参考: Cisco 800 Series Routers — End-of-Life and End-of-Sale Notices(Cisco 公式)
https://www.cisco.com/c/en/us/products/routers/800-series-routers/eos-eol-notice-listing.html
機能面の制約として、ルーター内蔵の DHCP サーバーは小〜中規模の拠点向けの位置づけです。DHCP フェイルオーバー(サーバー冗長化)には対応しておらず、配布できるオプションも限定的なため、大規模環境や高可用性が求められる場面では、Windows Server や専用 DHCP アプライアンス、あるいは ip helper-address による DHCP リレー構成を検討することをおすすめします。
まとめ
Cisco ルーターの DHCP サーバー機能を使うと、専用サーバーを用意せずに IP アドレスの自動配布を実現できます。設定の要点は「除外設定 → プール作成 → 配布情報の定義」の流れと、固定割り当てにおける識別子の選び方です。

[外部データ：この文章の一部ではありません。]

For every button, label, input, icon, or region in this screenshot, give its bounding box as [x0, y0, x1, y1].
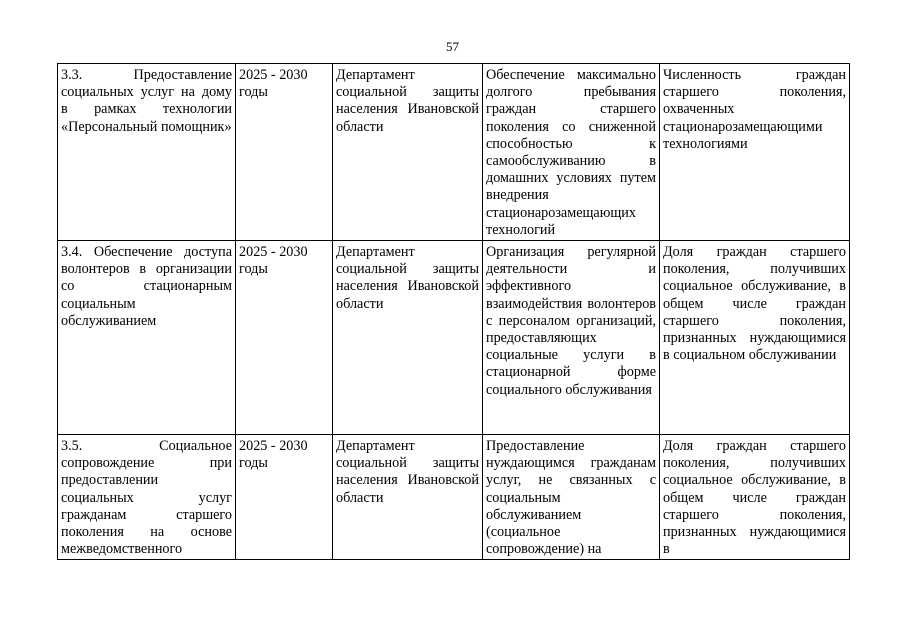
- table-row: [58, 435, 850, 560]
- measure-cell: 3.4. Обеспечение доступа волонтеров в организации со стационарным социальным обслуживанием: [58, 241, 236, 435]
- measure-cell: 3.3. Предоставление социальных услуг на дому в рамках технологии «Персональный помощник»: [58, 64, 236, 241]
- indicator-cell: Доля граждан старшего поколения, получивших социальное обслуживание, в общем числе граждан старшего поколения, признанных нуждающимися в: [660, 435, 850, 560]
- result-cell: Обеспечение максимально долгого пребывания граждан старшего поколения со сниженной способностью к самообслуживанию в домашних условиях путем внедрения стационарозамещающих технологий: [483, 64, 660, 241]
- table-row: [58, 64, 850, 241]
- measures-table: [57, 63, 850, 560]
- indicator-cell: Доля граждан старшего поколения, получивших социальное обслуживание, в общем числе граждан старшего поколения, признанных нуждающимися в социальном обслуживании: [660, 241, 850, 435]
- executor-cell: Департамент социальной защиты населения Ивановской области: [333, 435, 483, 560]
- period-cell: 2025 - 2030 годы: [236, 64, 333, 241]
- period-cell: 2025 - 2030 годы: [236, 435, 333, 560]
- result-cell: Предоставление нуждающимся гражданам услуг, не связанных с социальным обслуживанием (социальное сопровождение) на: [483, 435, 660, 560]
- page-number: 57: [446, 39, 459, 54]
- table-row: [58, 241, 850, 435]
- executor-cell: Департамент социальной защиты населения Ивановской области: [333, 241, 483, 435]
- result-cell: Организация регулярной деятельности и эффективного взаимодействия волонтеров с персоналом организаций, предоставляющих социальные услуги в стационарной форме социального обслуживания: [483, 241, 660, 435]
- executor-cell: Департамент социальной защиты населения Ивановской области: [333, 64, 483, 241]
- indicator-cell: Численность граждан старшего поколения, охваченных стационарозамещающими технологиями: [660, 64, 850, 241]
- measure-cell: 3.5. Социальное сопровождение при предоставлении социальных услуг гражданам старшего поколения на основе межведомственного: [58, 435, 236, 560]
- period-cell: 2025 - 2030 годы: [236, 241, 333, 435]
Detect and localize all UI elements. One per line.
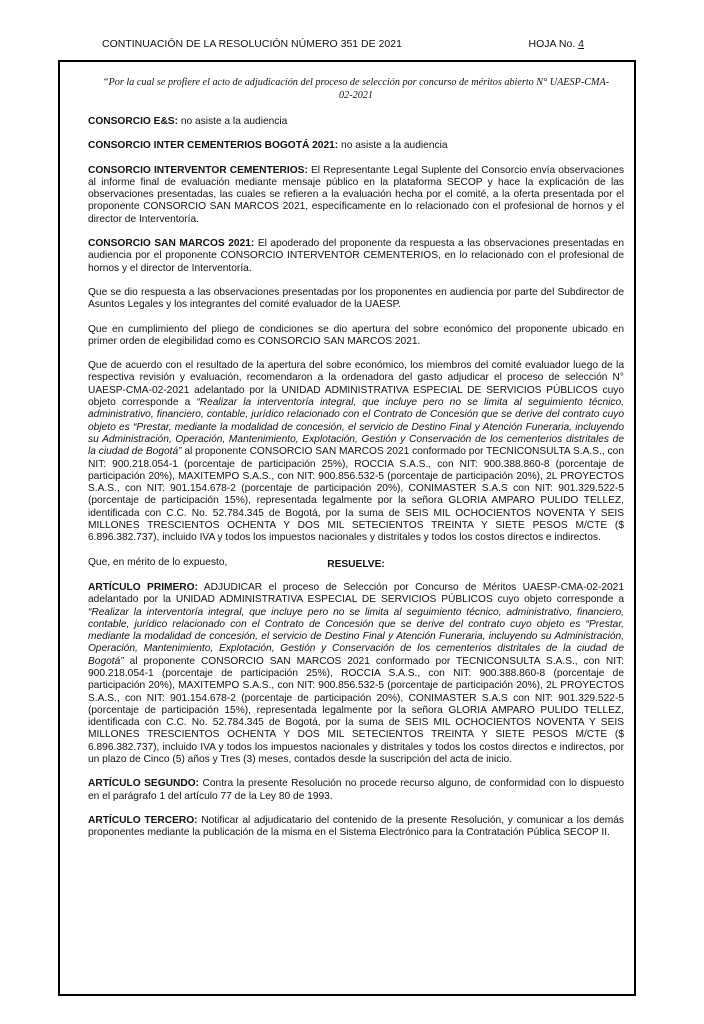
- paragraph-inter-cementerios: [88, 140, 624, 152]
- articulo-segundo: [88, 778, 624, 803]
- articulo-tercero: [88, 815, 624, 840]
- page-header: [102, 38, 584, 50]
- paragraph-text: El apoderado del proponente da respuesta a las observaciones presentadas en audiencia por el proponente CONSORCIO INTERVENTOR CEMENTERIOS, en lo relacionado con el profesional de hornos y el director de Interventoría.: [88, 238, 624, 274]
- paragraph-text: al proponente CONSORCIO SAN MARCOS 2021 conformado por TECNICONSULTA S.A.S., con NIT: 900.218.054-1 (porcentaje de participación 25%), ROCCIA S.A.S., con NIT: 900.388.860-8 (porcentaje de participación 20%), MAXITEMPO S.A.S., con NIT: 900.856.532-5 (porcentaje de participación 20%), 2L PROYECTOS S.A.S., con NIT: 901.154.678-2 (porcentaje de participación 20%), CONIMASTER S.A.S con NIT: 901.329.522-5 (porcentaje de participación 15%), representada legalmente por la señora GLORIA AMPARO PULIDO TELLEZ, identificada con C.C. No. 52.784.345 de Bogotá, por la suma de SEIS MIL OCHOCIENTOS NOVENTA Y SEIS MILLONES TRESCIENTOS OCHENTA Y DOS MIL SETECIENTOS TREINTA Y SIETE PESOS M/CTE ($ 6.896.382.737), incluido IVA y todos los impuestos nacionales y distritales y todos los costos directos e indirectos.: [88, 446, 624, 544]
- page-number: [529, 38, 584, 50]
- article-object-italic: “Realizar la interventoría integral, que incluye pero no se limita al seguimiento técnico, administrativo, financiero, contable, jurídico relacionado con el Contrato de Concesión que se derive del contrato cuyo objeto es “Prestar, mediante la modalidad de concesión, el servicio de Destino Final y Atención Funeraria, incluyendo su Administración, Operación, Mantenimiento, Explotación, Gestión y Conservación de los cementerios distritales de la ciudad de Bogotá”: [88, 606, 624, 667]
- paragraph-lead: CONSORCIO SAN MARCOS 2021:: [88, 238, 255, 250]
- hoja-label: HOJA No.: [528, 38, 576, 50]
- resolution-continuation: CONTINUACIÓN DE LA RESOLUCIÓN NÚMERO 351 DE 2021: [102, 38, 402, 50]
- paragraph-text: El Representante Legal Suplente del Consorcio envía observaciones al informe final de evaluación mediante mensaje público en la plataforma SECOP y hace la explicación de las observaciones presentadas, las cuales se refieren a la evaluación hecha por el comité, a la oferta presentada por el proponente CONSORCIO SAN MARCOS 2021, específicamente en lo relacionado con el profesional de hornos y el director de Interventoría.: [88, 164, 624, 225]
- paragraph-lead: CONSORCIO E&S:: [88, 116, 178, 127]
- document-frame: [58, 60, 636, 996]
- paragraph-apertura: Que en cumplimiento del pliego de condiciones se dio apertura del sobre económico del proponente ubicado en primer orden de elegibilidad como es CONSORCIO SAN MARCOS 2021.: [88, 323, 624, 347]
- paragraph-lead: CONSORCIO INTER CEMENTERIOS BOGOTÁ 2021:: [88, 140, 339, 152]
- paragraph-san-marcos: [88, 238, 624, 275]
- paragraph-lead: CONSORCIO INTERVENTOR CEMENTERIOS:: [88, 164, 308, 176]
- resolution-subtitle: “Por la cual se profiere el acto de adjudicación del proceso de selección por concurso de méritos abierto N° UAESP-CMA-02-2021: [102, 77, 610, 101]
- article-lead: ARTÍCULO PRIMERO:: [88, 581, 198, 593]
- article-text: al proponente CONSORCIO SAN MARCOS 2021 conformado por TECNICONSULTA S.A.S., con NIT: 900.218.054-1 (porcentaje de participación 25%), ROCCIA S.A.S., con NIT: 900.388.860-8 (porcentaje de participación 20%), MAXITEMPO S.A.S., con NIT: 900.856.532-5 (porcentaje de participación 20%), 2L PROYECTOS S.A.S., con NIT: 901.154.678-2 (porcentaje de participación 20%), CONIMASTER S.A.S con NIT: 901.329.522-5 (porcentaje de participación 15%), representada legalmente por la señora GLORIA AMPARO PULIDO TELLEZ, identificada con C.C. No. 52.784.345 de Bogotá, por la suma de SEIS MIL OCHOCIENTOS NOVENTA Y SEIS MILLONES TRESCIENTOS OCHENTA Y DOS MIL SETECIENTOS TREINTA Y SIETE PESOS M/CTE ($ 6.896.382.737), incluido IVA y todos los impuestos nacionales y distritales y todos los costos directos e indirectos, por un plazo de Cinco (5) años y Tres (3) meses, contados desde la suscripción del acta de inicio.: [88, 655, 624, 766]
- articulo-primero: [88, 582, 624, 766]
- paragraph-object-italic: “Realizar la interventoría integral, que incluye pero no se limita al seguimiento técnico, administrativo, financiero, contable, jurídico relacionado con el Contrato de Concesión que se derive del contrato cuyo objeto es “Prestar, mediante la modalidad de concesión, el servicio de Destino Final y Atención Funeraria, incluyendo su Administración, Operación, Mantenimiento, Explotación, Gestión y Conservación de los cementerios distritales de la ciudad de Bogotá”: [88, 397, 624, 458]
- article-lead: ARTÍCULO TERCERO:: [88, 814, 198, 826]
- paragraph-interventor-cementerios: [88, 165, 624, 226]
- paragraph-text: Que de acuerdo con el resultado de la apertura del sobre económico, los miembros del comité evaluador luego de la respectiva revisión y evaluación, recomendaron a la ordenadora del gasto adjudicar el proceso de selección N° UAESP-CMA-02-2021 adelantado por la UNIDAD ADMINISTRATIVA ESPECIAL DE SERVICIOS PÚBLICOS cuyo objeto corresponde a: [88, 360, 624, 409]
- paragraph-respuesta: Que se dio respuesta a las observaciones presentadas por los proponentes en audiencia por parte del Subdirector de Asuntos Legales y los integrantes del comité evaluador de la UAESP.: [88, 286, 624, 311]
- paragraph-text: no asiste a la audiencia: [338, 140, 448, 152]
- paragraph-recomendacion: [88, 360, 624, 544]
- resuelve-heading: RESUELVE:: [327, 558, 385, 570]
- paragraph-merito: Que, en mérito de lo expuesto,: [88, 556, 228, 568]
- paragraph-text: no asiste a la audiencia: [178, 116, 288, 127]
- article-text: Contra la presente Resolución no procede recurso alguno, de conformidad con lo dispuesto en el parágrafo 1 del artículo 77 de la Ley 80 de 1993.: [88, 778, 624, 802]
- article-lead: ARTÍCULO SEGUNDO:: [88, 778, 200, 790]
- hoja-number: 4: [578, 38, 584, 50]
- article-text: ADJUDICAR el proceso de Selección por Concurso de Méritos UAESP-CMA-02-2021 adelantado por la UNIDAD ADMINISTRATIVA ESPECIAL DE SERVICIOS PÚBLICOS cuyo objeto corresponde a: [88, 581, 624, 606]
- article-text: Notificar al adjudicatario del contenido de la presente Resolución, y comunicar a los demás proponentes mediante la publicación de la misma en el Sistema Electrónico para la Contratación Pública SECOP II.: [88, 814, 624, 839]
- paragraph-consorcio-es: [88, 116, 624, 128]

特に Windows 端末では client-identifier を使う点が、固定 IP を正しく割り当てるための要点です。
- 除外設定(excluded-address)を先に行い、IP 競合を防止
- プール作成後に network で配布範囲、default-router と dns-server を定義
- 固定 IP は Windows 端末なら client-identifier(01 + MAC)で指定
- client-id を送らない機器は hardware-address で指定
- WAN 側は ip address dhcp で上位から自動取得(インターフェース名は機種依存)
- show ip dhcp binding で払い出し、show ip dhcp conflict で競合を確認
- 競合解消後は clear ip dhcp conflict で履歴を消去
以上、最後までお読みいただきありがとうございました。